Honigstein, speaking on Sky Sports’ Transfer Podcast, said that Ed Woodward and United “showed a lack of understanding on Dortmund’s position” on the prospective £108m deal.
Once Borussia Dortmund’s August 10 deadline passed Honigstein says United “spent two months playing a poker game against somebody who wasn’t even at the table”.
Woodward did manage to get Alex Telles and Edinson Cavani over the line in the final two days of the window, while Donny van der Beek was signed at the start of September.
Two 18-year-olds’ Amad Diallo and Facundo Pellistri also arrived late on in the window, but there was no mistaking United had missed their No.1 target.
Ole Gunnar Solskjaer had referenced United as one of the most “financially well-off” clubs in an interview during lockdown.
The Norwegian also said he was confident that his side could conduct the business they had planned – a transfer for Sancho.
But the United’s bosses comments about “exploiting” the market came back to haunt him.
Earlier this month he told a press conference: “I think my wording in lockdown ‘exploit’ was a bad word by me, I didn’t mean in that respect.”
And Honigstein believes United just did not come to terms with Dortmund’s stance on Sancho.
“In sporting terms, Dortmund are happy that he stayed,” said Honigstein. “The irritation from their point of view was that they were very proactive.
“They understood that United were in the running and they understood that Sancho was tempted to go there. They also realised fairly early on that there wasn’t anyone else bidding against United, so they set out their terms.
“More important than the €120m asking price was the deadline of August 10. Dortmund knew if they sold Sancho in September or October, the €120m would look pretty in the bank but to them it was of no use because they wouldn’t find anyone who would be value for money.
“Clubs would be quoting them double the price they would usually because they would all want the Sancho money.
“Once the deadline passed, United laboured under the delusion that the price would come down.
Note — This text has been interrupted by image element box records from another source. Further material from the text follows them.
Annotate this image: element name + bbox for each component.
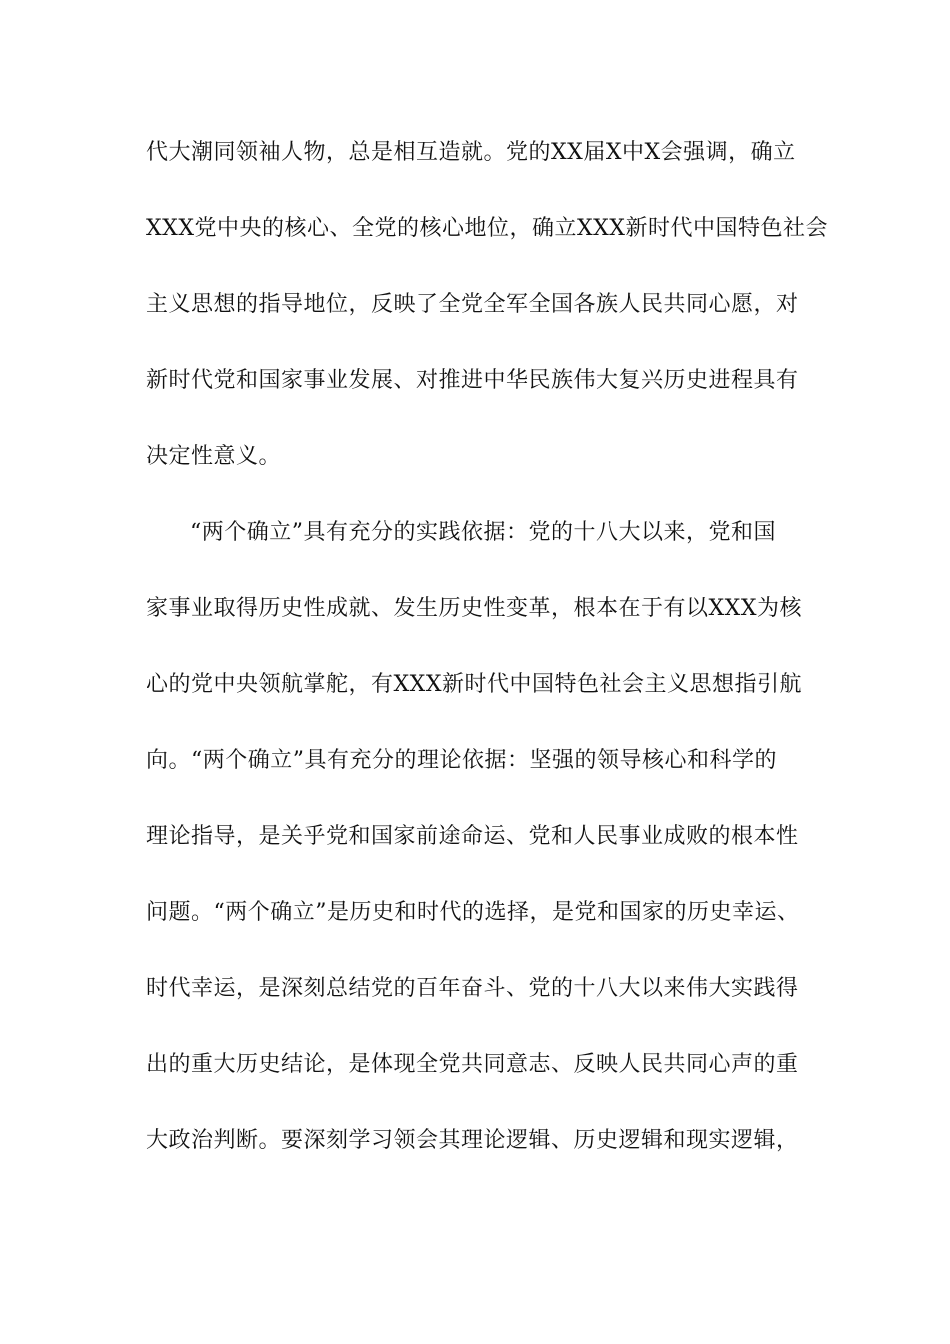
paragraph-line: 家事业取得历史性成就、发生历史性变革，根本在于有以XXX为核	[146, 596, 802, 621]
paragraph-line: 理论指导，是关乎党和国家前途命运、党和人民事业成败的根本性	[146, 824, 799, 849]
paragraph-line: “两个确立”具有充分的实践依据：党的十八大以来，党和国	[190, 520, 776, 545]
paragraph-line: 代大潮同领袖人物，总是相互造就。党的XX届X中X会强调，确立	[146, 140, 796, 165]
paragraph-line: 时代幸运，是深刻总结党的百年奋斗、党的十八大以来伟大实践得	[146, 976, 799, 1001]
paragraph-line: 出的重大历史结论，是体现全党共同意志、反映人民共同心声的重	[146, 1052, 799, 1077]
paragraph-line: 主义思想的指导地位，反映了全党全军全国各族人民共同心愿，对	[146, 292, 799, 317]
paragraph-line: XXX党中央的核心、全党的核心地位，确立XXX新时代中国特色社会	[146, 216, 828, 241]
paragraph-line: 向。“两个确立”具有充分的理论依据：坚强的领导核心和科学的	[146, 748, 777, 773]
paragraph-line: 问题。“两个确立”是历史和时代的选择，是党和国家的历史幸运、	[146, 900, 800, 925]
paragraph-line: 决定性意义。	[146, 444, 282, 469]
paragraph-line: 新时代党和国家事业发展、对推进中华民族伟大复兴历史进程具有	[146, 368, 799, 393]
paragraph-line: 大政治判断。要深刻学习领会其理论逻辑、历史逻辑和现实逻辑，	[146, 1128, 799, 1153]
paragraph-line: 心的党中央领航掌舵，有XXX新时代中国特色社会主义思想指引航	[146, 672, 802, 697]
But if anything, it entrenched Dortmund’s position that he couldn’t leave. Once they went public with that, a reputational aspect came into it as well. Once you tell your team, your manager and the whole public that he’s not leaving, it’s almost impossible to climb down.
“United either didn’t want to or couldn’t do the deal on Dortmund’s terms, and then spent two months playing a poker game against somebody who wasn’t even at the table.
“It showed a lack of understanding on Dortmund’s position and hurt them in as much that, if you then want to pursue your B, C and D options, they should’ve done that from August 10 – not September 10 or October 1. They ran out of time and the knock-on effect of pursuing Sancho in the manner they did was damaging to them.”
Former RB Leipzig boss and sporting director Ralf Rangnick believes United failed big time.
“That domino effect took a long time to get going for various reasons. It’s not just a lack of planning that made things more fraught and panicked towards the end of the window. It was just an effect of how weird the market was,” said Rangnick.
“For United, a failure to move some of the players on was a problem and they spent a long time chasing their No 1 target but wouldn’t commit to getting it done. That still needs to be seen as a huge failure.
“When your entire transfer window is built around the pursuit of one player and you then don’t manage to sign him, something has gone wrong.”